"I ... driver ... Bennington Millwork," the man barked through his terrible cell phone connection. I could hear only every other word. "I ... site ... poor ... through."
"Your eyesight is poor?" I repeated, struggling to make sense of what I heard.
"You have a jobsite delivery?"
"...es! ...es I do! ...gap ... ew ... hare..."
"Gap to hare?"
"... es! ... gap to hare!"
Oh man, was this tough. I knew he had a jobsite delivery. In fact, he was late, and the contractor was desperate for the material.
"... gap ... to ... hare," he repeated.
"I don't know what that means," I said.
"I ... map ... to ... there,"
"Oh! A map!"
"... es! A gap ..."
"I faxed that in with the order," I told him. "It should be with your paperwork."
"... eee ... gap ... to hare ... flea ..."

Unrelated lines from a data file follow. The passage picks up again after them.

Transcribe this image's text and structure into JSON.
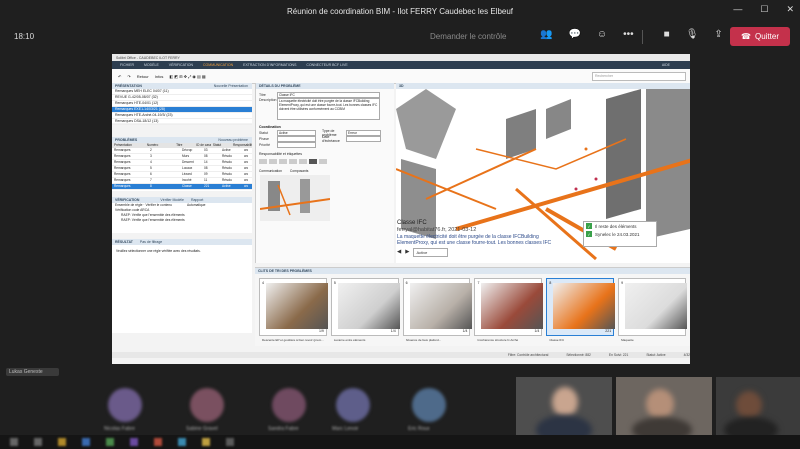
{
  "window": {
    "title": "Réunion de coordination BIM - Ilot FERRY Caudebec les Elbeuf",
    "minimize": "—",
    "maximize": "☐",
    "close": "✕"
  },
  "meeting": {
    "timer": "18:10",
    "request_control": "Demander le contrôle",
    "quit_label": "Quitter",
    "icons": [
      "people-icon",
      "chat-icon",
      "reactions-icon",
      "more-icon",
      "camera-icon",
      "mic-icon",
      "share-icon"
    ]
  },
  "app": {
    "title": "Solibri Office - CAUDEBEC ILOT FERRY",
    "ribbon": [
      "FICHIER",
      "MODÈLE",
      "VÉRIFICATION",
      "COMMUNICATION",
      "EXTRACTION D'INFORMATIONS",
      "CONNECTEUR BCF LIVE"
    ],
    "ribbon_active_index": 3,
    "ribbon_mini": "AIDE",
    "toolbar": {
      "retour": "Retour",
      "infos": "Infos",
      "search_placeholder": "Rechercher"
    },
    "presentation": {
      "header": "PRÉSENTATION",
      "new_button": "Nouvelle Présentation",
      "report_button": "Rapport",
      "items": [
        "Remarques MEH ELEC 04/07 (11)",
        "REVUE G-42/05-08/07 (32)",
        "Remarques HTE-04/01 (12)",
        "Remarques EXE1-14/03/21 (28)",
        "Remarques HTE-Arché-04-19/3/ (23)",
        "Remarques DSA-18/12 (13)"
      ],
      "selected_index": 3
    },
    "problems": {
      "header": "PROBLÈMES",
      "new_button": "Nouveau problème",
      "columns": [
        "Présentation",
        "Numéro",
        "Titre",
        "ID de cassé",
        "Statut",
        "Responsabilité"
      ],
      "rows": [
        [
          "Remarques",
          "2",
          "Décrop",
          "03",
          "Active",
          "arc"
        ],
        [
          "Remarques",
          "3",
          "Murs",
          "08",
          "Résolu",
          "arc"
        ],
        [
          "Remarques",
          "4",
          "Descent",
          "14",
          "Résolu",
          "arc"
        ],
        [
          "Remarques",
          "5",
          "Locaux",
          "08",
          "Résolu",
          "arc"
        ],
        [
          "Remarques",
          "6",
          "Lézard",
          "09",
          "Résolu",
          "arc"
        ],
        [
          "Remarques",
          "7",
          "Incohé",
          "11",
          "Résolu",
          "arc"
        ],
        [
          "Remarques",
          "8",
          "Classe",
          "221",
          "Active",
          "arc"
        ]
      ],
      "selected_index": 6
    },
    "verification": {
      "header": "VÉRIFICATION",
      "verify_button": "Vérifier Modèle",
      "report_button": "Rapport",
      "subheader": "Ensemble de règle",
      "subheader_value": "Vérifier le contenu",
      "auto_label": "Automatique",
      "rows": [
        "Vérification code ARCA",
        "RAEP: Vérifie que l'ensemble des éléments",
        "RAEP: Vérifie que l'ensemble des éléments"
      ]
    },
    "result": {
      "header": "RÉSULTAT",
      "filter": "Pas de filtrage",
      "text": "Veuillez sélectionner une règle vérifiée avec des résultats."
    },
    "details": {
      "header": "DÉTAILS DU PROBLÈME",
      "title_label": "Titre",
      "title_value": "Classe IFC",
      "description_label": "Description",
      "description_value": "La maquette électricité doit être purgée de la classe IFCBuilding ElementProxy, qui est une classe fourre-tout. Les bonnes classes IFC doivent être utilisées conformément au CCBIM",
      "coordination_label": "Coordination",
      "status_label": "Statut",
      "status_value": "Active",
      "type_label": "Type de problème",
      "type_value": "Erreur",
      "phase_label": "Phase",
      "phase_value": "",
      "due_label": "Date d'échéance",
      "due_value": "",
      "priority_label": "Priorité",
      "priority_value": "",
      "responsible_label": "Responsabilité et étiquettes",
      "tabs": [
        "Communication",
        "Composants"
      ]
    },
    "view3d": {
      "header": "3D",
      "issue_title": "Classe IFC",
      "issue_meta": "ferryal@habitat76.fr, 2021-03-12",
      "issue_text": "La maquette électricité doit être purgée de la classe IFCBuilding ElementProxy, qui est une classe fourre-tout. Les bonnes classes IFC",
      "status_value": "Active",
      "popup_lines": [
        "Il reste des éléments",
        "Synelec le 24.03.2021"
      ]
    },
    "slides": {
      "header": "CLITS DE TRI DES PROBLÈMES",
      "items": [
        {
          "num": "4",
          "count": "1/9",
          "caption": "Descente EP et gouttière à bien revoir (prem..."
        },
        {
          "num": "5",
          "count": "1/4",
          "caption": "Lucarne entre éléments"
        },
        {
          "num": "6",
          "count": "1/4",
          "caption": "Absence de faux plafond..."
        },
        {
          "num": "7",
          "count": "1/4",
          "caption": "Incohérence structure fx Arché"
        },
        {
          "num": "8",
          "count": "221",
          "caption": "Classe IFC"
        },
        {
          "num": "9",
          "count": "",
          "caption": "Maquette"
        }
      ],
      "selected_index": 4
    },
    "statusbar": [
      "Filtre: Contrôle architectural",
      "Sélectionné: 882",
      "En Suivi: 221",
      "Statut: Active",
      "4/32"
    ]
  },
  "participants": {
    "presenter_tag": "Lukas Geneste",
    "avatars": [
      {
        "name": "Nicolas Fabre",
        "color": "#6a5a8a"
      },
      {
        "name": "Sabine Gravel",
        "color": "#7a5060"
      },
      {
        "name": "Sandra Fabre",
        "color": "#6f4a60"
      },
      {
        "name": "Marc Lenoir",
        "color": "#5e5e8a"
      },
      {
        "name": "Eric Roux",
        "color": "#4e6a8a"
      }
    ]
  }
}
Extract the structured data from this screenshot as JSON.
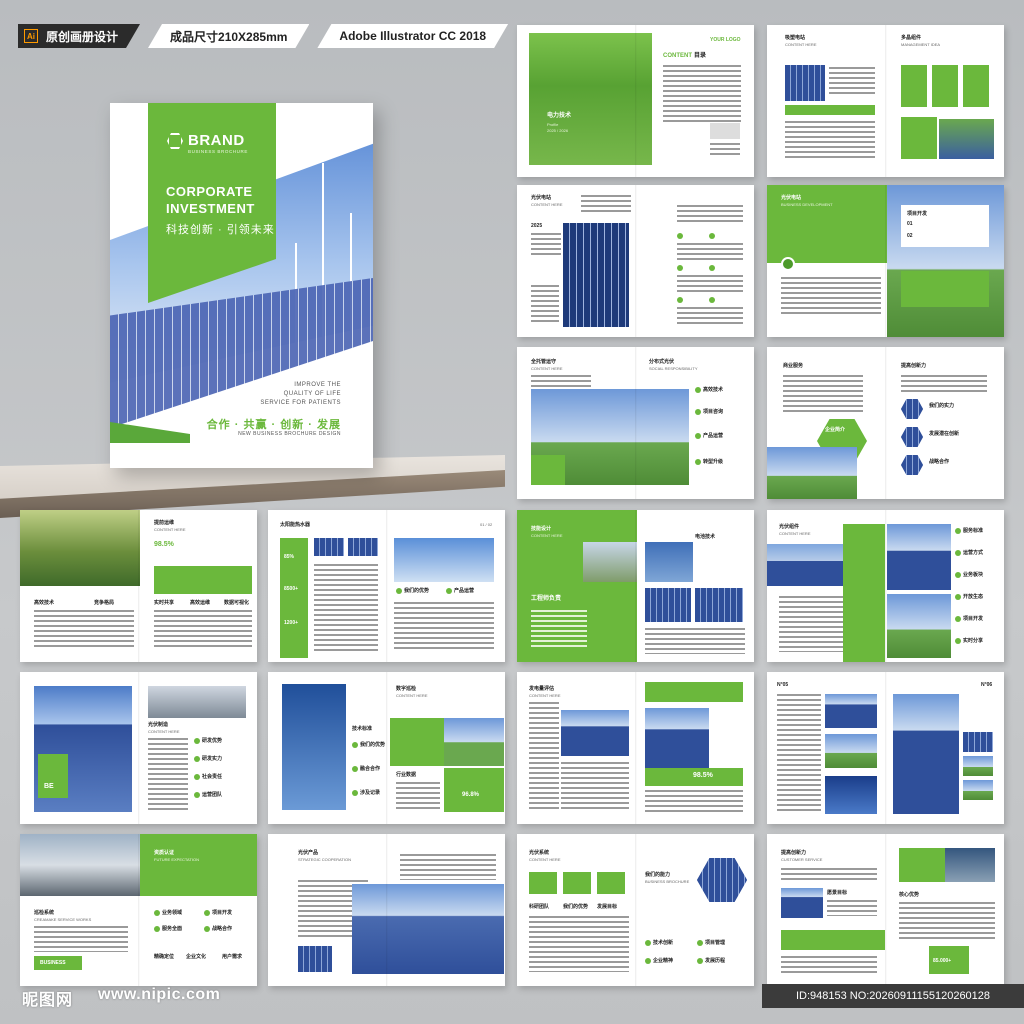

"OK, bye," I said and hung up. Bennington Millwork had recently changed its ordering procedure. With every order, it now wanted complete order forms specific to each product, along with checklists about everything from the account to the tax status of the customer. If it was a jobsite delivery, we had to provide a map to the location and fill out another checklist. It would not process any order without all the required paperwork.
Frankly, it was annoying. While I appreciated Bennington's efforts to be accurate, most times the checklists were overkill–sometimes including information that just wasn't relevant to the ordered product. But Bennington was adamant about these new procedures.
When I sent in this order, I hadn't filled out a few checklists as they seemed not to apply. Bennington held up the order until I completed them all. Then, I didn't fill out the jobsite checklist. I just gave a map. Again, the order was delayed until all the paperwork was faxed in.
Eventually, I gave Bennington everything it wanted, so I was confident that the garbled words from the driver meant he would get to the job shortly.
I was wrong. Another hour passed. The delivery was now four hours late.
The driver called again, this time with a much better connection. Not only were we able to communicate, I learned his name was George.
"I said I needed a map," he told me.
"And I said I sent a map in," I told him.
"To who?" he asked.
"To Bennington," I answered.
"I'm not Bennington," he said.
"I know. You're George."
"I know I'm George," he agreed.
Maybe it was better with the bad cell phone connection when I thought he needed a gap to hare.
I came to understand that George worked for the shipping company that handled Bennington's deliveries in our part of the country. Bennington didn't pass along my map, or the order checklists, or even a packing slip.
When I called Bennington to discuss this, the company seemed confused. Of course the driver should have been given the map. Yet, these breakdowns continued to happen. Order after order would be delayed until we filed the paperwork just so, but virtually none of that paperwork would make it to the people who needed it. Bennington's people thanked me for the order and assured me they were working out the kinks in the new system.
I recognized in this breakdown a company trying very hard to be detail oriented, thorough, precise, and efficient with a new, consistent system. It didn't have that system bug-free yet. Certainly, every company goes through growing pains associated with raising its game to the next level. So while that order was very, very late, and the new process was very, very frustrating, I thought Bennington was on the right track.
But the map part really bothered me. Shouldn't a trucking company have access to maps? Couldn't it just print one off of the Internet?
After that order, I would never spend time providing a map because I knew it would never get to the driver. I would simply draw a quick map of the closest road, mark the job with a big X labeled "gap to hare." The company would always accept it and thank me for the order.